The Drivers Championship is what it’s all about in F1. Some argue that it’s a team event and it is to a certain extent, but no one really remembers who won the Constructors Championship 10 years ago, but most F1 fanatics will be able to tell you who won the Drivers’ Championship.
The issue that you have with this from a betting perspective is the market is made up of only a couple of drivers who have the potential to win given the car that they are in. The reliability and the speed of the cars play a huge role, and whilst driving talent does play into it significantly as well, if the driver doesn’t have the right car under them then they can’t win on talent alone.
Whilst many people are put off by this, we think that it allows you to open up other markets that are linked. It also means that even though you’ve got a field of 20 to choose from in this market, you only need to pick from say 4 or 5 drivers that are going to realistically be able to win it.
However, there is always a changing of the guard eventually. No one team has ever dominated every single season and you even see new teams start to challenge, which then means new Drivers start to challenge as well. We talk more about this in the strategy section.
Just as a quick overview then, when betting on the Drivers Championship, you are betting on the driver that finishes the season with the most points out of any of the others.
Other betting markets
Like all main betting markets, over the years there have been several related markets that have cropped alongside. Here are a few of them:
- Betting without – This market is where you are able to exclude one or more drivers from the running to create a more open field. This means that the driver that is “without” in the market will not be included in the overall standings. For example, if you bet on a market without Lewis Hamilton, if Hamilton won the Championship, the bet would be paid out for the driver that finished 2nd.
- Top 2/4/6/10 finish – This is a positions based bet where you are able to bet on drivers that finish within a certain number of positions on the table. The wider the positions, the shorter odds for each driver. It’s worth noting that for this it doesn’t matter where within that bracket they finish, as long as they are in it you get paid the same amount.
Each way betting
A bet that is not commonly associated with Formula 1 is that of each way betting. This is where you break a single bet into two, with half going on the win and half going on the place.
For the Drivers’ Championship, if you were to place an each way bet for the winner then the win portion of the bet would obviously be on your selected driver finishing 1st, but the place portion of the bet would be on them finishing in the top 2 spots. The bookmakers will pay out a percentage of the odds for the place bet, which is usually ¼ odds, although you can find higher if you shop around.
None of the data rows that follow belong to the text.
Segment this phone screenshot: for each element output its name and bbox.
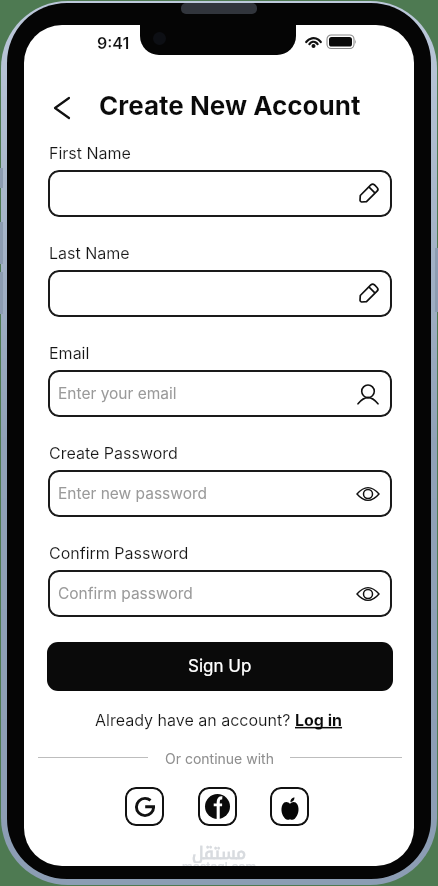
button[interactable] bbox=[125, 787, 164, 826]
staticText: Or continue with bbox=[165, 750, 274, 767]
staticText: Confirm password bbox=[58, 584, 193, 603]
staticText: Already have an account? bbox=[95, 710, 295, 729]
staticText: First Name bbox=[49, 143, 131, 162]
button[interactable]: Enter new password bbox=[48, 470, 392, 517]
staticText: Create Password bbox=[49, 443, 178, 462]
staticText: 9:41 bbox=[97, 33, 130, 52]
staticText: Sign Up bbox=[188, 656, 252, 677]
button[interactable]: Sign Up bbox=[47, 642, 393, 691]
button[interactable] bbox=[48, 170, 392, 217]
staticText: مستقل bbox=[192, 837, 247, 863]
staticText: Enter your email bbox=[58, 384, 177, 403]
staticText: Log in bbox=[295, 710, 343, 729]
button[interactable] bbox=[270, 787, 309, 826]
button[interactable] bbox=[42, 88, 82, 128]
button[interactable] bbox=[48, 270, 392, 317]
staticText: mostaql.com bbox=[182, 859, 257, 866]
staticText: Confirm Password bbox=[49, 543, 189, 562]
button[interactable]: Confirm password bbox=[48, 570, 392, 617]
staticText: Create New Account bbox=[99, 90, 361, 121]
button[interactable]: Log in bbox=[295, 710, 343, 729]
button[interactable]: Enter your email bbox=[48, 370, 392, 417]
staticText: Enter new password bbox=[58, 484, 208, 503]
staticText: Email bbox=[49, 343, 90, 362]
button[interactable] bbox=[198, 787, 237, 826]
staticText: Last Name bbox=[49, 243, 130, 262]
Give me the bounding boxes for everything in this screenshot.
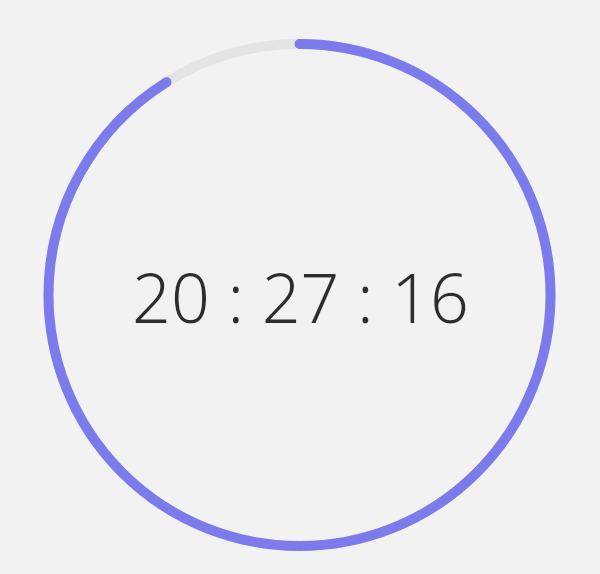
button[interactable]: Timer, 20 hours 27 minutes 16 seconds re… [0,0,600,574]
staticText: 20 : 27 : 16 [132,250,469,343]
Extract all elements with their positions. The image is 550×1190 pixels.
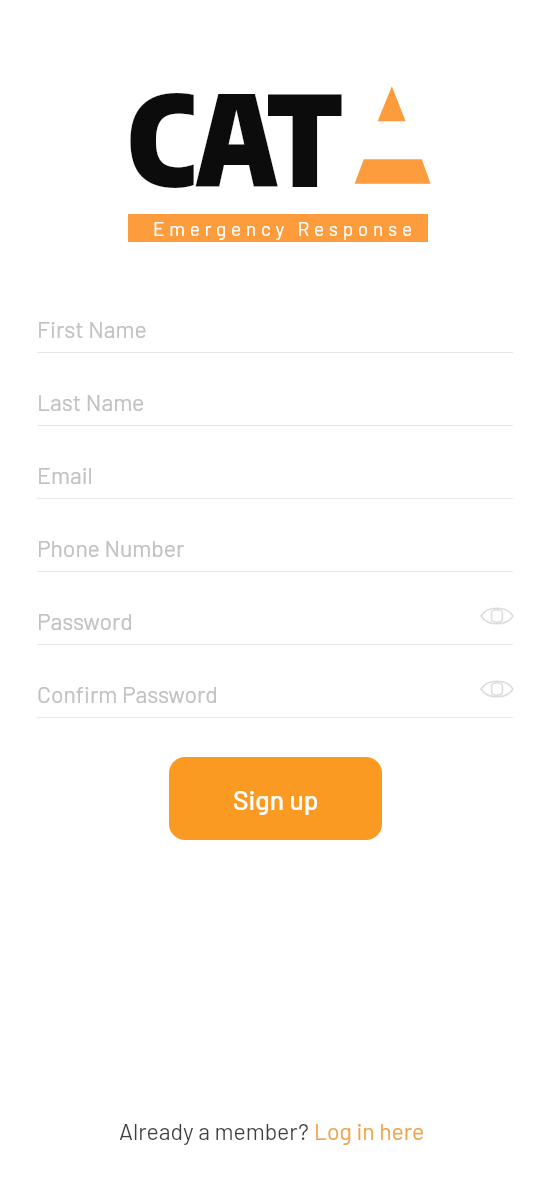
staticText: Phone Number [37,534,185,562]
staticText: First Name [37,315,147,343]
staticText: Confirm Password [37,680,218,708]
staticText: Password [37,607,133,635]
button[interactable]: Sign up [169,757,382,840]
button[interactable]: Show password [478,601,516,631]
staticText: Email [37,461,93,489]
button[interactable]: Show password [478,674,516,704]
button[interactable]: Log in here [314,1117,425,1145]
staticText: Log in here [314,1117,425,1145]
button[interactable]: Last Name [37,353,513,426]
button[interactable]: Email [37,426,513,499]
staticText: Emergency Response [153,217,417,240]
button[interactable]: Confirm Password [37,645,513,718]
staticText: Last Name [37,388,145,416]
staticText: Already a member? [119,1117,314,1145]
staticText: Sign up [233,783,319,815]
button[interactable]: Password [37,572,513,645]
button[interactable]: First Name [37,280,513,353]
staticText: CAT [127,58,342,214]
button[interactable]: Phone Number [37,499,513,572]
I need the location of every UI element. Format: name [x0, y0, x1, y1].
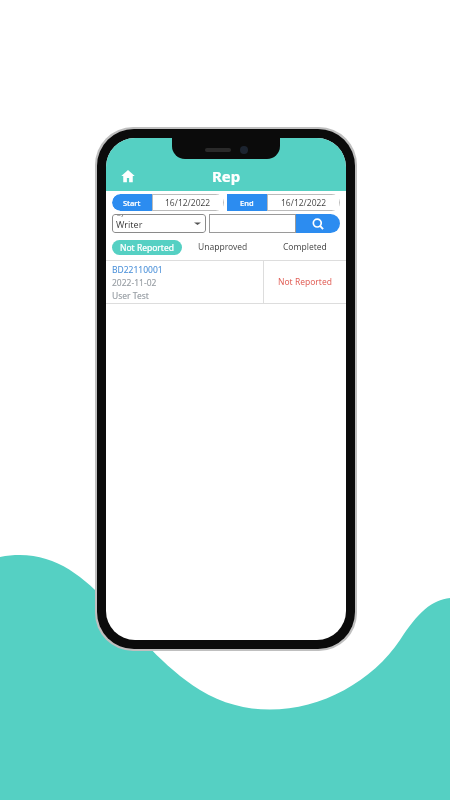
- button[interactable]: Not Reported: [264, 261, 346, 303]
- staticText: BD22110001: [112, 264, 163, 276]
- button[interactable]: End: [227, 194, 340, 211]
- staticText: 16/12/2022: [281, 197, 327, 209]
- button[interactable]: Search: [296, 214, 340, 233]
- staticText: End: [240, 198, 254, 208]
- button[interactable]: Completed: [264, 238, 346, 256]
- button[interactable]: Search: [209, 214, 340, 233]
- staticText: Rep: [212, 166, 241, 186]
- staticText: User Test: [112, 290, 149, 302]
- staticText: Not Reported: [278, 276, 332, 288]
- button[interactable]: Not Reported: [112, 240, 182, 255]
- staticText: Not Reported: [120, 242, 174, 254]
- button[interactable]: Writer: [112, 214, 206, 233]
- button[interactable]: Unapproved: [182, 238, 264, 256]
- staticText: 2022-11-02: [112, 277, 157, 289]
- staticText: Writer: [116, 218, 143, 230]
- staticText: 16/12/2022: [165, 197, 211, 209]
- staticText: By: [117, 214, 124, 218]
- button[interactable]: Start: [112, 194, 224, 211]
- staticText: Start: [123, 198, 141, 208]
- button[interactable]: Home: [115, 163, 141, 189]
- staticText: Completed: [283, 241, 327, 253]
- staticText: Unapproved: [198, 241, 248, 253]
- button[interactable]: BD22110001: [106, 261, 263, 303]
This bet allows you some wiggle room and also gets you a return for your selection if they aren’t quite able to get over the line first. A great time to use this is when you think teams are starting to come from a transitional period and become title contenders. It could be that a driver has been able to get into a better team or has a stronger car, but the place part of the bet gives you a bit of back up regardless.
As with all sports, you can apply a fair bit of strategy to the Drivers’ Championship, with some of our top tips below.
One of the things that you will notice with F1 is that there are often driver trends as to how many Championships they have won and when they have been able to win them. It’s not uncommon for drivers to go on winning several years on the bounce.
As a bettor though, you need to be able to see when the trends are starting and when they might be coming to an end. This is pretty tough to do, but when targeting for the next season you really need to be looking at how cars end the current/previous season as to how they might fare next year.
2009 is a really good example of trend spotting like this. Jenson Button won that year (notably his second Championship win in consecutive seasons), but the majority of his work was done in the first half of the season. Button didn’t actually win a race from the 7th Grand Prix in Tukey onwards, and there were 17 Grand Prix’s in the season.
The driver (and team) that finished the strongest that year was Sebastian Vettel driving for Red Bull. Red Bull were on pole for 4 of the last 6 races and Vettel for 2 of those, but Vettel also won 2 of the last 3 races that season and it was clear that the Red bull had the car that was finishing strongest coming into the next season.
This was underlined by the fact that Vettel then went on to win 4 consecutive Drivers Championships, a record only equalled by that of Juan Manuel Fangio and Michael Schumacher no less.
These are trends that might not be all that easy to spot, and when drivers and cars are in their prime it’s tough to see anyone beating them, but all these winning runs come to an end at some point. Eventually someone is able to get a better car than the last year’s winner and things change again.
Another point to make is that there have only been 16 multiple world championship winning drivers in F1 since 1950. This means that when drivers get in, they often stay right at the top.
Take pre-season testing with a big pinch of salt
One of the areas that many bettors used to follow religiously is watching teams in pre-season and seeing who was fastest there, before lumping a bet on the best drivers.
It’s pretty common knowledge now that a lot of teams don’t run at full capacity in pre-season testing, so you need to be really careful with this data.
Most F1 teams are insanely paranoid about leaking information on how their car is performing and how they might have improved it to their rivals. They use testing to work with certain aspects of the car and turn down other parts to keep a moderate overall speed.
For example, if they are testing a new front wing then they might adjust the rear wing to balance it out, whilst still getting the data they need at the front.